The migration of the Huns paved the way for the Kök Türük (the Blue or
Celestial Turks) to succeed them. It was the Celestial Turks who first
drove the Juan-Juan (together with many of their fellow Turks) westwards.
The Juan-Juan migrated through northern Iran to the Russian steppes.
Here, they mingled with other Turkic and Hunnic peoples, primarily the
Uighurs, finally emerging into Eastern Europe in the middle of the Sixth
Century. This new confederacy, now known as the Avars, were to threaten
Constantinople and much of western Europe for over three centuries.
The Avar Empire
Little is known about the Avars in the period of their greatest power.
Their base was situated somewhere near present-day Belgrade. By the end
of the Sixth Century, their empire stretched from the River Volga to the
Baltic Sea and archaeological evidence suggests that they remained a powerful
presence until well into the Eighth Century. They succeeded in driving
out both the Gepids (567) and the Lombards from the Danube Basin. They
also drove the Western Slavs into the areas they have occupied ever since.
During this early period they were ruled by the khagan (khan),
Baian.
When a new Emperor, Justin II, was crowned in Constantinople, the Avars
requested the payment of tribute, which had been promised them by his
uncle and predecessor, the great Justinian. Typically, Justin refused.
In 568, in pursuit of this tribute, the Avars invaded Dalmatia and indulged
in a frenzy of destruction. Justin, sent a large force under his 'Count
of the Excubitors', Tiberius.
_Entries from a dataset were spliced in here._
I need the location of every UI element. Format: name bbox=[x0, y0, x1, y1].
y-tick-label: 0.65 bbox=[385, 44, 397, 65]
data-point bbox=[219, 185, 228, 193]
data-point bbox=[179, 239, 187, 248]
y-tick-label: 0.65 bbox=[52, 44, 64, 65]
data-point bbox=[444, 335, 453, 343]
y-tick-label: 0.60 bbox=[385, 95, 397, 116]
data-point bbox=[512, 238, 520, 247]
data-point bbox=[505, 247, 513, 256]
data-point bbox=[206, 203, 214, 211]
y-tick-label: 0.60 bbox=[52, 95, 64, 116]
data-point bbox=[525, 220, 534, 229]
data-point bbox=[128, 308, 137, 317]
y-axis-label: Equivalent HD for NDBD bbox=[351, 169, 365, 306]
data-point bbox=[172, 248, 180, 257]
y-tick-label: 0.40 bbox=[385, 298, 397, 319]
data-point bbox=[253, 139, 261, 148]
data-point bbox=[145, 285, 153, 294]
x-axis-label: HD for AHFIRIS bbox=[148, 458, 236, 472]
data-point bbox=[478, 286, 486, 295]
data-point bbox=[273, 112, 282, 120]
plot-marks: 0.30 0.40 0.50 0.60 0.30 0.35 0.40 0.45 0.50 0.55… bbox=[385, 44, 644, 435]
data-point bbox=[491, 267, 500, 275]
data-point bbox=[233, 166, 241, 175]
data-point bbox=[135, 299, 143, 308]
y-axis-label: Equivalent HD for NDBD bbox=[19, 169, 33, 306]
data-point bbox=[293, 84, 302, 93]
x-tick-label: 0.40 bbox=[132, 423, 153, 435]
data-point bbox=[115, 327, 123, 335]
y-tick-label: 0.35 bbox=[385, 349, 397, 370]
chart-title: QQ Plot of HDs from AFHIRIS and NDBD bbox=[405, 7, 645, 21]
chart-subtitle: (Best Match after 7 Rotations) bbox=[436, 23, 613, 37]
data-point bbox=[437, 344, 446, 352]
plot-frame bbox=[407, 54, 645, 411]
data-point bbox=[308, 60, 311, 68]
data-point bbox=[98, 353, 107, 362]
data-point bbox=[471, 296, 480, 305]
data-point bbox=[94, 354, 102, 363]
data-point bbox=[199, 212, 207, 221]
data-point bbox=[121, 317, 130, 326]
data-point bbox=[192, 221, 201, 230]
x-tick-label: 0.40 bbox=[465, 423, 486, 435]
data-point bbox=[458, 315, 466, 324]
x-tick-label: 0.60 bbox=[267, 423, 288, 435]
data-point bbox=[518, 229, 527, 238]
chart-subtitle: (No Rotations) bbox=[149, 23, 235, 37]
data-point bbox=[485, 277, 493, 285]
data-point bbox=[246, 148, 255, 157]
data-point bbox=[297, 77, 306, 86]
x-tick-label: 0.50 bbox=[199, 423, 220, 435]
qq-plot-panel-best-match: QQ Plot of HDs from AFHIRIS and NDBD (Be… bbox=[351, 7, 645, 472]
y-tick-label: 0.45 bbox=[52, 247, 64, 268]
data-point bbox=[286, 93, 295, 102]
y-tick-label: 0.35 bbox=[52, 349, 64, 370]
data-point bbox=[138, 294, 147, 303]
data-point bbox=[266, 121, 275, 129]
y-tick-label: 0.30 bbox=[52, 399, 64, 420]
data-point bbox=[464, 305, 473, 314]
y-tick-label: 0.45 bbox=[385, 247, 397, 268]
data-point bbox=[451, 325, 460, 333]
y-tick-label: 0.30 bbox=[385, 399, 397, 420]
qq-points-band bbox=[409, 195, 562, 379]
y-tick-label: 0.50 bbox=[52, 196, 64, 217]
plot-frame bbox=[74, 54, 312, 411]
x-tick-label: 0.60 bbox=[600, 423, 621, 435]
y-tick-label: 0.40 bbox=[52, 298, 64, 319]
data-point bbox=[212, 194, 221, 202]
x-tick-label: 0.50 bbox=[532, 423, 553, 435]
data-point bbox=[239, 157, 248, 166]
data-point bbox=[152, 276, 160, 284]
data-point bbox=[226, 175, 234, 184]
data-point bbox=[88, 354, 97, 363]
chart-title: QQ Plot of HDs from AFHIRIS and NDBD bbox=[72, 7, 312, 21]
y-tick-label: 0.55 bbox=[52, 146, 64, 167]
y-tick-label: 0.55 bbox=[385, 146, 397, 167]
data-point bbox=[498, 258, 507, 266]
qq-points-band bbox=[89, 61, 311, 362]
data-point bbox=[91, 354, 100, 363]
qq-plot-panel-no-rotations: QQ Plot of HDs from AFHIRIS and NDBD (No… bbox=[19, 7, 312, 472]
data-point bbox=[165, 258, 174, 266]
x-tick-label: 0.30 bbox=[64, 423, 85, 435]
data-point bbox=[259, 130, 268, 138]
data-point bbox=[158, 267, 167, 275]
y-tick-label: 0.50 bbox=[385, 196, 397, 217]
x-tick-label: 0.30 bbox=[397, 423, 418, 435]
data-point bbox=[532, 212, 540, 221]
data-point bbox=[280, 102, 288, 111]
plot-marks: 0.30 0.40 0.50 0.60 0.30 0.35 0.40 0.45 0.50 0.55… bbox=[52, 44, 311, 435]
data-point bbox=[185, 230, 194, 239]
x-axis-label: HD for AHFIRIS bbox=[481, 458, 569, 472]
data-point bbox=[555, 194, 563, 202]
The resulting war lasted for three years,
after which the Byzantines were forced to seek a truce. The ensuing treaty
cost Justin 80,000 pieces of silver - far greater than the original sum
promised.
In 581, by use of trickery, they captured Sirmium, on the River Sava,
which they used as a base from which to mop up a number of poorly-defended
Byzantine fortresses along the Danube. Their demands for tribute grew
ever greater. After rejecting such exotic gifts as an elephant and a golden
bed, the khagan forced the Emperor Maurice to agree to a tribute of no
less than 100,000 silver pieces. Such was the drain on Imperial resources
that when, in 599, the Avars captured 12,000 Byzantine prisoners, Maurice
had to refuse to pay their ransom and every one of them was put to death.
Maurice's successor, Phocas, preoccupied with wars against the Persians,
was forced to agree a truce with the Avars at the expense of inevitably
huge tribute. With the Byzantine army in the east, however - treaties
notwithstanding - the Avars continued to expand into the Balkan Peninsula.
After narrowly failing to capture the Emperor Heraclius by
more underhand trickery, the Avars reached Constantinople itself. Faced
with the huge fortifications of the Theodosian Walls, however, they contented
themselves with destroying a few churches and departed.

Avar Horsemen by Angus McBride
In 626, conspiring with the Persians, and leading a barbarian host of 80,000
Avars, Huns, Gepids and Bulgars, the khagan laid more formal siege
to the city from the European side of the Bosphorus, while the Persians
did likewise from the Asiatic side. True to form, the Avars made one last
offer to spare the city - in return for a ransom - but the Emperor rejected
it magnificently. Like so many sieges of Constantinople, the attack came
to nothing. The Persian fleet was defeated and by the following morning,
the khagan's cosmopolitan army had struck camp and left.
After the death of their khagan, the Avars began to decline in the face
of Slavic and Bulgar expansion. Charlemagne inflicted crushing defeats
on them, destroying their massive military fortifications, the "Avar Ring",
in 791. Their power was ended once and for all by the resurgent Bulgars,
under their great king, Krum, early in the Ninth Century.